With the adoption of the Cybersecurity Act (CSA), a new framework for cybersecurity certification is introduced within the EU. This framework provides an EU-wide approach towards cybersecurity certification where issued certificates are applicable across the EU and valid in all member states.
EU cybersecurity certificates provide businesses and consumers with accurate information regarding the security assurance of certified ICT products and services. While certification does not guarantee that an ICT product or service is cyber-secure (as explicitly stated in the CSA), an EU cybersecurity certificate does demonstrate compliance with the criteria of a cybersecurity scheme. European cybersecurity certification is voluntary, but it can and likely will be used to demonstrate compliance with other EU or member state laws.
Each EU cybersecurity certificate provides information about its validity and the certification scheme under which it was issued. Currently, no EU cybersecurity certificates have been issued. Once the first certificate is issued, this website will maintain an overview of all EU cybersecurity certificates issued within the Netherlands. The European cybersecurity agency ENISA will also maintain a website with all issued certificates.

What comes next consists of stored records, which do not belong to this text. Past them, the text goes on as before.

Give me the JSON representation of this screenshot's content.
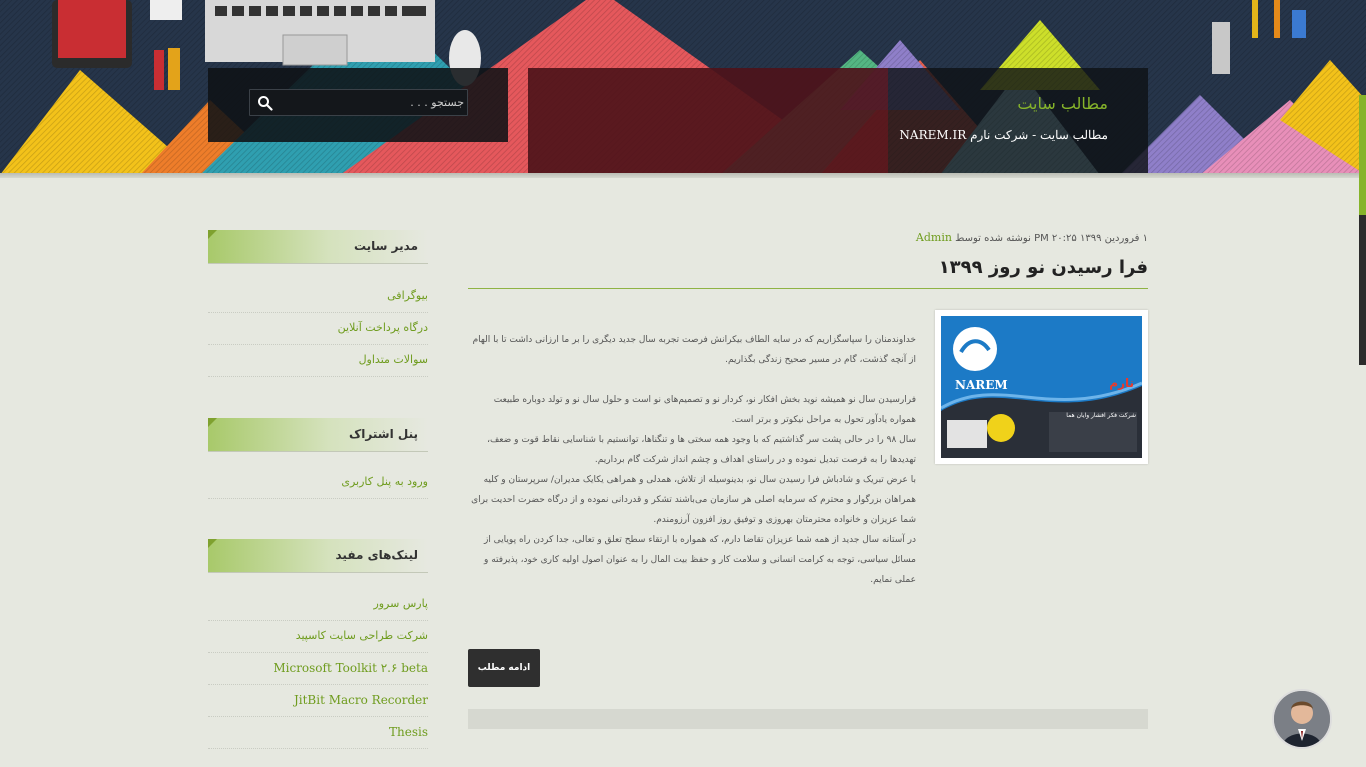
{
  "header": {
    "site_title": "مطالب سایت",
    "site_description": "مطالب سایت - شرکت نارم NAREM.IR",
    "search_placeholder": "جستجو . . ."
  },
  "sidebar": {
    "widgets": [
      {
        "title": "مدیر سایت",
        "links": [
          "بیوگرافی",
          "درگاه پرداخت آنلاین",
          "سوالات متداول"
        ]
      },
      {
        "title": "پنل اشتراک",
        "links": [
          "ورود به پنل کاربری"
        ]
      },
      {
        "title": "لینک‌های مفید",
        "links": [
          "پارس سرور",
          "شرکت طراحی سایت کاسپید",
          "Microsoft Toolkit ۲.۶ beta",
          "JitBit Macro Recorder",
          "Thesis"
        ]
      }
    ]
  },
  "post": {
    "meta_prefix": "۱ فروردین ۱۳۹۹ ۲۰:۲۵ PM نوشته شده توسط",
    "author": "Admin",
    "title": "فرا رسیدن نو روز ۱۳۹۹",
    "paragraphs": [
      "خداوندمنان را سپاسگزاریم که در سایه الطاف بیکرانش فرصت تجربه سال جدید دیگری را بر ما ارزانی داشت تا با الهام از آنچه گذشت، گام در مسیر صحیح زندگی بگذاریم.",
      "فرارسیدن سال نو همیشه نوید بخش افکار نو، کردار نو و تصمیم‌های نو است و حلول سال نو و تولد دوباره طبیعت همواره یادآور تحول به مراحل نیکوتر و برتر است.",
      "سال ۹۸ را در حالی پشت سر گذاشتیم که با وجود همه سختی ها و تنگناها، توانستیم با شناسایی نقاط قوت و ضعف، تهدیدها را به فرصت تبدیل نموده و در راستای اهداف و چشم انداز شرکت گام برداریم.",
      "با عرض تبریک و شادباش فرا رسیدن سال نو، بدینوسیله از تلاش، همدلی و همراهی یکایک مدیران/ سرپرستان و کلیه همراهان بزرگوار و محترم که سرمایه اصلی هر سازمان می‌باشند تشکر و قدردانی نموده و از درگاه حضرت احدیت برای شما عزیزان و خانواده محترمتان بهروزی و توفیق روز افزون آرزومندم.",
      "در آستانه سال جدید از همه شما عزیزان تقاضا دارم، که همواره با ارتقاء سطح تعلق و تعالی، جدا کردن راه پویایی از مسائل سیاسی، توجه به کرامت انسانی و سلامت کار و حفظ بیت المال را به عنوان اصول اولیه کاری خود، پذیرفته و عملی نمایم."
    ],
    "read_more": "ادامه مطلب",
    "thumbnail": {
      "logo": "NAREM",
      "persian_text": "نارم",
      "caption": "شرکت فکر افشار وایان هما"
    }
  },
  "colors": {
    "accent": "#86b42a",
    "header_bg": "#26354a",
    "page_bg": "#e6e8e0"
  }
}
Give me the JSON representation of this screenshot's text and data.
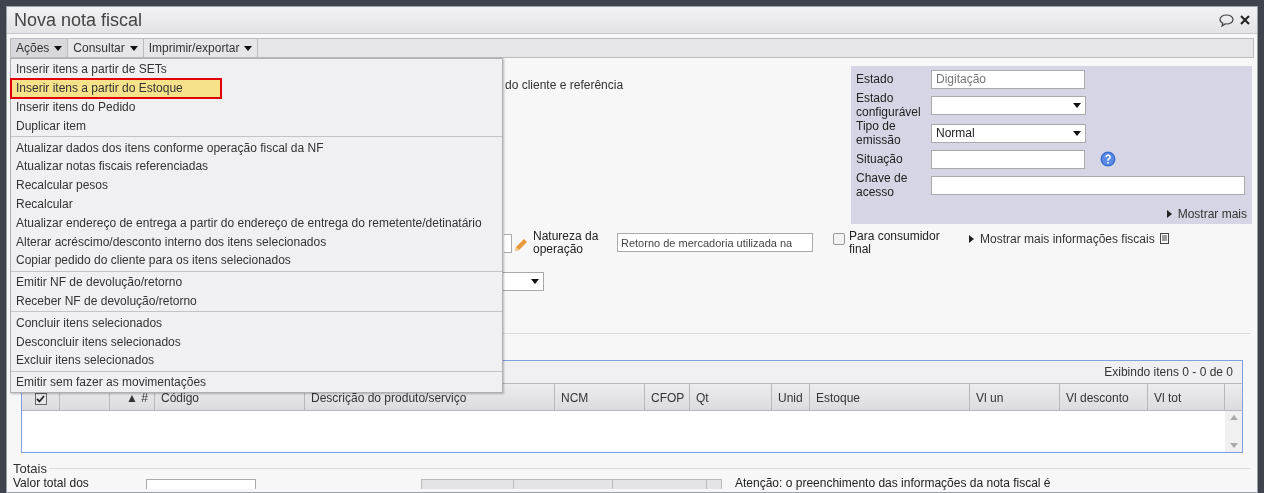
{
  "window": {
    "title": "Nova nota fiscal"
  },
  "toolbar": [
    {
      "label": "Ações",
      "selected": true
    },
    {
      "label": "Consultar",
      "selected": false
    },
    {
      "label": "Imprimir/exportar",
      "selected": false
    }
  ],
  "menu": [
    [
      {
        "label": "Inserir itens a partir de SETs",
        "selected": false,
        "outlined": false
      },
      {
        "label": "Inserir itens a partir do Estoque",
        "selected": true,
        "outlined": true
      },
      {
        "label": "Inserir itens do Pedido",
        "selected": false,
        "outlined": false
      },
      {
        "label": "Duplicar item",
        "selected": false,
        "outlined": false
      }
    ],
    [
      {
        "label": "Atualizar dados dos itens conforme operação fiscal da NF",
        "selected": false,
        "outlined": false
      },
      {
        "label": "Atualizar notas fiscais referenciadas",
        "selected": false,
        "outlined": false
      },
      {
        "label": "Recalcular pesos",
        "selected": false,
        "outlined": false
      },
      {
        "label": "Recalcular",
        "selected": false,
        "outlined": false
      },
      {
        "label": "Atualizar endereço de entrega a partir do endereço de entrega do remetente/detinatário",
        "selected": false,
        "outlined": false
      },
      {
        "label": "Alterar acréscimo/desconto interno dos itens selecionados",
        "selected": false,
        "outlined": false
      },
      {
        "label": "Copiar pedido do cliente para os itens selecionados",
        "selected": false,
        "outlined": false
      }
    ],
    [
      {
        "label": "Emitir NF de devolução/retorno",
        "selected": false,
        "outlined": false
      },
      {
        "label": "Receber NF de devolução/retorno",
        "selected": false,
        "outlined": false
      }
    ],
    [
      {
        "label": "Concluir itens selecionados",
        "selected": false,
        "outlined": false
      },
      {
        "label": "Desconcluir itens selecionados",
        "selected": false,
        "outlined": false
      },
      {
        "label": "Excluir itens selecionados",
        "selected": false,
        "outlined": false
      }
    ],
    [
      {
        "label": "Emitir sem fazer as movimentações",
        "selected": false,
        "outlined": false
      }
    ]
  ],
  "section_heading": "do cliente e referência",
  "status_panel": {
    "fields": [
      {
        "kind": "text",
        "label": "Estado",
        "value": "Digitação",
        "disabled": true
      },
      {
        "kind": "select",
        "label": "Estado configurável"
      },
      {
        "kind": "select",
        "label": "Tipo de emissão",
        "value": "Normal"
      },
      {
        "kind": "text",
        "label": "Situação",
        "help": true
      },
      {
        "kind": "wide",
        "label": "Chave de acesso"
      }
    ],
    "more_link": "Mostrar mais"
  },
  "fiscal_row": {
    "nature_label": "Natureza da operação",
    "nature_value": "Retorno de mercadoria utilizada na",
    "consumer_label": "Para consumidor final",
    "consumer_checked": false,
    "more_link": "Mostrar mais informações fiscais"
  },
  "items": {
    "summary": "Exibindo itens 0 - 0 de 0",
    "select_all_checked": true,
    "columns": [
      "",
      "▲ #",
      "Código",
      "Descrição do produto/serviço",
      "NCM",
      "CFOP",
      "Qt",
      "Unid",
      "Estoque",
      "Vl un",
      "Vl desconto",
      "Vl tot"
    ]
  },
  "totals": {
    "title": "Totais",
    "label": "Valor total dos",
    "notice": "Atenção: o preenchimento das informações da nota fiscal é"
  }
}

The Netherlands has implemented the prior approval model, which enables certification projects to conclude in a predictable and timely manner. All EU cybersecurity certificates issued in the Netherlands are subject to supervision by the Dutch National Cybersecurity Certification Authority (NCCA)
CSA certification schemes
In order to certify a wide range of products and services in the field of cybersecurity, multiple certification schemes are being developed under the Cybersecurity Act. Each scheme has its own scope, specific applications, and set of certification requirements.
Below, you will find a brief introduction to the schemes that are currently active or will become active in the near future.

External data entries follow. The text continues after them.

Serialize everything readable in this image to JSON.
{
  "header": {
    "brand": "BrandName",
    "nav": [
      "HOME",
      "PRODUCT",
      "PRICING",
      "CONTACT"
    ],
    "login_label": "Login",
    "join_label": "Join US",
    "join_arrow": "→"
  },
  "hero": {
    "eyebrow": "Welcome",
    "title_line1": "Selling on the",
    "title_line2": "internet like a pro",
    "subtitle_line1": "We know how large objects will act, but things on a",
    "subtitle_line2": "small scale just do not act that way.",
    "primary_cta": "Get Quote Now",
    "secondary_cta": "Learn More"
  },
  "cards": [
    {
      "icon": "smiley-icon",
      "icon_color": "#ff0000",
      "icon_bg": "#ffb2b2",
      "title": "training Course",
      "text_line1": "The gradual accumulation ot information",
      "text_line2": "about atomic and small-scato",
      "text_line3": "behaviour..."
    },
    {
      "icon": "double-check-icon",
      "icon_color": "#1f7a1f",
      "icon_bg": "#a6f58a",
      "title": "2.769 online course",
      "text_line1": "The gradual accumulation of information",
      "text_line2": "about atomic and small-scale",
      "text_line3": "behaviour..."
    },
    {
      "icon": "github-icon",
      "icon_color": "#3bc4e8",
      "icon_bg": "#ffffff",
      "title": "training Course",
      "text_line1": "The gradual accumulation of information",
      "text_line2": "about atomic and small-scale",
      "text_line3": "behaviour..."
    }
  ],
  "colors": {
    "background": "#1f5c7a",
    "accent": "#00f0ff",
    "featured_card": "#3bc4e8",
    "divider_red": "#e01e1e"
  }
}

Common Criteria certification
The EU Cybersecurity Certification Scheme on Common Criteria (EUCC) is a certification scheme developed for the EU cybersecurity certification of ICT products. Common Criteria is a set of specifications and guidelines designed to evaluate and certify software, hardware and firmware in the area of cybersecurity.
Cloud Services certification
The EU Cybersecurity Certification Scheme for Cloud Services (EUCS) is one of the first schemes being developed under the CSA. This scheme boosts trust in cloud services by defining a reference set of security requirements. It is applicable for all kinds of cloud services – IaaS, PaaS, SaaS, and other Cloud Services including subservices.